Las series de las plataformas de contenidos como Netflix buscan precisamente eso con lo que Schiller soñaba: la conformación de un nuevo tipo de sociedad a partir de la asunción de unos nuevos valores éticos que encuentran su plasmación en obras artísticas bellas
Mientras que el liberalismo conservador vive instalado en el pragmatismo, el pensamiento de izquierdas explota ese deseo del hombre de vivir en un mundo diferente, no sometido a limitaciones de ningún tipo. Para el pensamiento de izquierdas, heredero de la antropología optimista rousseauniana, la desigualdad y la escasez tiene un origen cultural no natural. Bastaría con recuperar la inicial inocencia del hombre, adulterada por la nefasta influencia de la cultura y de la técnica, para lograr instaurar la utopía. El jacobinismo político y posteriormente el estalinismo ha recuperado esa inicial pretensión de revertir la degeneración cultural de la naturaleza humana para recuperar ese idílico estado inicial de naturaleza mediante la represión y la reducación de los individuos.
El idealismo alemán ejemplificado en el proyecto kantiano de la autonomía moral del individuo, inicialmente contempló con grandes esperanzas el proyecto revolucionario francés. Vio en dicho proceso revolucionario un paso decidido en la progresiva moralización de la naturaleza humana. Pronto comprendió que la revolución acabó degenerando en una nueva forma de tiranía: la de una élite revolucionaria capaz de imponer violentamente su visión utópica.
Fredrich Schiller en sus célebres Cartas sobre la educación estética del hombre intenta recuperar el ideal kantiano del sapere audere. Schiller viene a representar una vía intermedia entre la imposición autoritaria del modelo ideal de sociedad representado por el jacobinismo y el exasperante proceso de moralización progresiva de la humanidad postulada por el kantismo. La disociación entre placer y deber que implica el rigorismo moral kantiano no satisfacía el ideal romántico de Schiller. Este cree encontrar en la estética kantiana una nueva forma de lograr la consecución del ideal ético al que aspiraba el proyecto kantiano. En la estética kantiana la belleza se manifiesta a través de la forma de una finalidad sin fin. Lo bello para Kant parece ajustarse a algún tipo de deber ser que no puede ser conceptualizado. A esta conceptualización fracasada le acompaña un sentimiento placentero. Schiller parte de esta visión kantiana de la belleza para ver en ella una posible vía de conciliación entre deber ser y ser que no es ni autoritaria, como en el caso del jacobinismo político, ni supone una forma de rigorismo moral como el propuesto por Kant. A través de la contemplación de obras de arte bellas que expresen ideales morales ideales el individuo puede moralizarse. Asumir como propios proyectos utópicos ajenos que de ser impuestos autoritariamente serían rechazados. Del mismo modo serían también rechazados caso de que supusieran para el individuo pesadas cargas morales.
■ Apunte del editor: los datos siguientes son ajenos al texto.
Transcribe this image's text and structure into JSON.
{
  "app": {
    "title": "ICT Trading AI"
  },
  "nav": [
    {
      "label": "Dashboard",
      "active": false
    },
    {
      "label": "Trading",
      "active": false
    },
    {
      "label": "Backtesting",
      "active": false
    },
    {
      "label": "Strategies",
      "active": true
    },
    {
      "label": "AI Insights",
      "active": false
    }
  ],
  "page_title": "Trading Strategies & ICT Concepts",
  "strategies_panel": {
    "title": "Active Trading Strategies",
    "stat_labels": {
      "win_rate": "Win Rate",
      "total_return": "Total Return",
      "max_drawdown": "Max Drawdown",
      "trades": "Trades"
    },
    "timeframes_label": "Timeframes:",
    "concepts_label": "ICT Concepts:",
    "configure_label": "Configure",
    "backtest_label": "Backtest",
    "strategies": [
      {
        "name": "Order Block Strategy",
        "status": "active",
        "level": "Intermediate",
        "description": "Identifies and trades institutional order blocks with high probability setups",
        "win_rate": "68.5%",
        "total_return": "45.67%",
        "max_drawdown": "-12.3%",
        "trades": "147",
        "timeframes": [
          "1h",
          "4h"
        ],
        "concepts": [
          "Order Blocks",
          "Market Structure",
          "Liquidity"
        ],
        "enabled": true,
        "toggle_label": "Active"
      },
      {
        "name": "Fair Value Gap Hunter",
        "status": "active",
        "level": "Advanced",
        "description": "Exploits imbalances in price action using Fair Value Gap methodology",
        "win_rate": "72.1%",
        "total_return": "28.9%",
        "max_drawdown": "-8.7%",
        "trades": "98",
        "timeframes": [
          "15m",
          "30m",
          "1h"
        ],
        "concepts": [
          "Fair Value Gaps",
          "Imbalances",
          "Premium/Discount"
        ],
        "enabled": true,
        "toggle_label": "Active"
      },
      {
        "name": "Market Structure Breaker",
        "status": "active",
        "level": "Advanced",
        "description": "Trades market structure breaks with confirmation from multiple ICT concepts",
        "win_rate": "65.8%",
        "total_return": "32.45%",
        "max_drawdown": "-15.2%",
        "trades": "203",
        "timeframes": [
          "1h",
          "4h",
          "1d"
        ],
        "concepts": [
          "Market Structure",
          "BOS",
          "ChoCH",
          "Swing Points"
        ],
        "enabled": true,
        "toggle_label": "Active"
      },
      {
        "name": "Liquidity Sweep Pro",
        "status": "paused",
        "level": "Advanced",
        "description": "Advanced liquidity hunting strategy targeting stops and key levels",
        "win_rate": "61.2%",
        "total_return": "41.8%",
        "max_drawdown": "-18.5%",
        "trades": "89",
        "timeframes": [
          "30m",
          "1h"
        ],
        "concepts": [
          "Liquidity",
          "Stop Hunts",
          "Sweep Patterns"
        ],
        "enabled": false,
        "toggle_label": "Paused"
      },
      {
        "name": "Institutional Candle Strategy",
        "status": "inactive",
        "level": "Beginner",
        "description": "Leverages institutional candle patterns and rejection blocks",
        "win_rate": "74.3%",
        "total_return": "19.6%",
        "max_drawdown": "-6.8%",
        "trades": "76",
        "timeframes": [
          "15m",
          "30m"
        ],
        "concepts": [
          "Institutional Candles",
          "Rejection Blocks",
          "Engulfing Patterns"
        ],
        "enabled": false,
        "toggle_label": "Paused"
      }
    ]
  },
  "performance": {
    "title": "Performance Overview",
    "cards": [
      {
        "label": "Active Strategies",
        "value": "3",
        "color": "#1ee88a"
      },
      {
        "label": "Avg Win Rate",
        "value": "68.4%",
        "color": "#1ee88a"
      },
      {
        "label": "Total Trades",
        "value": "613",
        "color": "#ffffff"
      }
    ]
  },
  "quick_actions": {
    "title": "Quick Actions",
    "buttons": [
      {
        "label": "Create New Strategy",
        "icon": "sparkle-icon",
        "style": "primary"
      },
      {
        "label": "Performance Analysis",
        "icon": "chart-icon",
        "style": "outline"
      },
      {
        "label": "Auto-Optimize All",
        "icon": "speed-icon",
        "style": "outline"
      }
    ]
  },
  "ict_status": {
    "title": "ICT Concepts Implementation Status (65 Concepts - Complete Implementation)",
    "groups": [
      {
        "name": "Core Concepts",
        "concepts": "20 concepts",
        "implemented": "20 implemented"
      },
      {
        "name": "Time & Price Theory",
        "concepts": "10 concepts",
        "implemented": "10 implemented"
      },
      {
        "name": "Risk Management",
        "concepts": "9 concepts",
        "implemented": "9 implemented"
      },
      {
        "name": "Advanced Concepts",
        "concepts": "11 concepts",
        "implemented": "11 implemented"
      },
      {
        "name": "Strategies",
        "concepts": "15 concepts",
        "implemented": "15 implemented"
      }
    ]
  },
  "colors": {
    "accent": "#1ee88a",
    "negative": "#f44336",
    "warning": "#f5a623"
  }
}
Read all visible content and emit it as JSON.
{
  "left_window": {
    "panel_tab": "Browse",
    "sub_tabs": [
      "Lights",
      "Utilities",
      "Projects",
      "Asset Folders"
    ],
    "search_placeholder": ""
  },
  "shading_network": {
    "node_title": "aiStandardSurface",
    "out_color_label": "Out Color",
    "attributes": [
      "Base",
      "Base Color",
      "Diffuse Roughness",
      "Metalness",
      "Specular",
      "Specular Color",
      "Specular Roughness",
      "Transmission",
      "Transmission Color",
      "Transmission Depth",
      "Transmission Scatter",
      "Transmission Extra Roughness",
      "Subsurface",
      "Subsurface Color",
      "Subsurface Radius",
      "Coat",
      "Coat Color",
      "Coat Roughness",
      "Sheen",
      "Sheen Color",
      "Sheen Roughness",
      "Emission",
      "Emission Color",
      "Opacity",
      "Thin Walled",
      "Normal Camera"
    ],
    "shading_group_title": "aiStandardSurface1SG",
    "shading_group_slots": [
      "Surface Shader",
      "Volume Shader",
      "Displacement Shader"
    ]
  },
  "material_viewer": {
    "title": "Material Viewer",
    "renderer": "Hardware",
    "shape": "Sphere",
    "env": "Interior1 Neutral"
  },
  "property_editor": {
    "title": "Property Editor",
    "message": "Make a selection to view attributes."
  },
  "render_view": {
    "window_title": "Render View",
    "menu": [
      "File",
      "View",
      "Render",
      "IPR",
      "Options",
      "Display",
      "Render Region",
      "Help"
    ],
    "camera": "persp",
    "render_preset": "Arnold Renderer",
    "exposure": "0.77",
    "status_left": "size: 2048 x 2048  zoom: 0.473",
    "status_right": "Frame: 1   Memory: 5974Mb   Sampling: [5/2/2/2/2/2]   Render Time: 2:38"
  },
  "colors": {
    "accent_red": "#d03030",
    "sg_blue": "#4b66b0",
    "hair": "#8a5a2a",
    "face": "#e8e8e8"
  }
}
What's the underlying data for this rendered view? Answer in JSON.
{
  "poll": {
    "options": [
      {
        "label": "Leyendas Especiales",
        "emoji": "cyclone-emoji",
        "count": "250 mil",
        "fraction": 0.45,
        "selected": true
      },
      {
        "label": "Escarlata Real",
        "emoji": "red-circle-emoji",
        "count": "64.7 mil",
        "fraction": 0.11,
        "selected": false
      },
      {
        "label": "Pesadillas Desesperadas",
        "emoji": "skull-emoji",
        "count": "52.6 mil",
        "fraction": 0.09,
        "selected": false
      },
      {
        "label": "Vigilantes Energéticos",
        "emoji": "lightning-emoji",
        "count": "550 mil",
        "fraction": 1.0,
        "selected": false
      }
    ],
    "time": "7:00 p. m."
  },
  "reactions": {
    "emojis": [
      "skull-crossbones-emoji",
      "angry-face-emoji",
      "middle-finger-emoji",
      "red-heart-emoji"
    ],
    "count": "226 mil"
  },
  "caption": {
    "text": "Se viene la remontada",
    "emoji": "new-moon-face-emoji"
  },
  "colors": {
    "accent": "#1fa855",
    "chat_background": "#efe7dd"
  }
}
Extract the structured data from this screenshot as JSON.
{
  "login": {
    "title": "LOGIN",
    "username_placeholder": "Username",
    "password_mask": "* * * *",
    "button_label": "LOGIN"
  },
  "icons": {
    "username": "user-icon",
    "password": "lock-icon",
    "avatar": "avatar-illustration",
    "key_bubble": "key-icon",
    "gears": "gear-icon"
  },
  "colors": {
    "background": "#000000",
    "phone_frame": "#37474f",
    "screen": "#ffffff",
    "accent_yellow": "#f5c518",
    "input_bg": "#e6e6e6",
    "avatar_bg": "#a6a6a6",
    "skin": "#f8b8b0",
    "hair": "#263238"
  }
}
El giro ético del esteticismo kantiano que lleva a cabo Schiller está en la base de todo el proyecto de apropiación cultural llevado a cabo por el llamado marxismo cultural en la segunda mitad del siglo XX. Los teóricos frankfurtianos se dieron cuenta de que el triunfo de las ideas capitalistas propias de la sociedad de consumo no se debió tanto a una superioridad de orden práctico de dichas ideas sino a la asunción de las mismas como propias por parte de una ciudadanía que fue educada estéticamente en dichos valores por medio de determinados productos culturales como el cine o la literatura. El objetivo de la nueva izquierda no debía ya consistir en imponer mediante una revolución cruenta el ideal de la sociedad socialista, sino por medio de una creación de una nueva ciudadanía estéticamente educada en valores contra culturales.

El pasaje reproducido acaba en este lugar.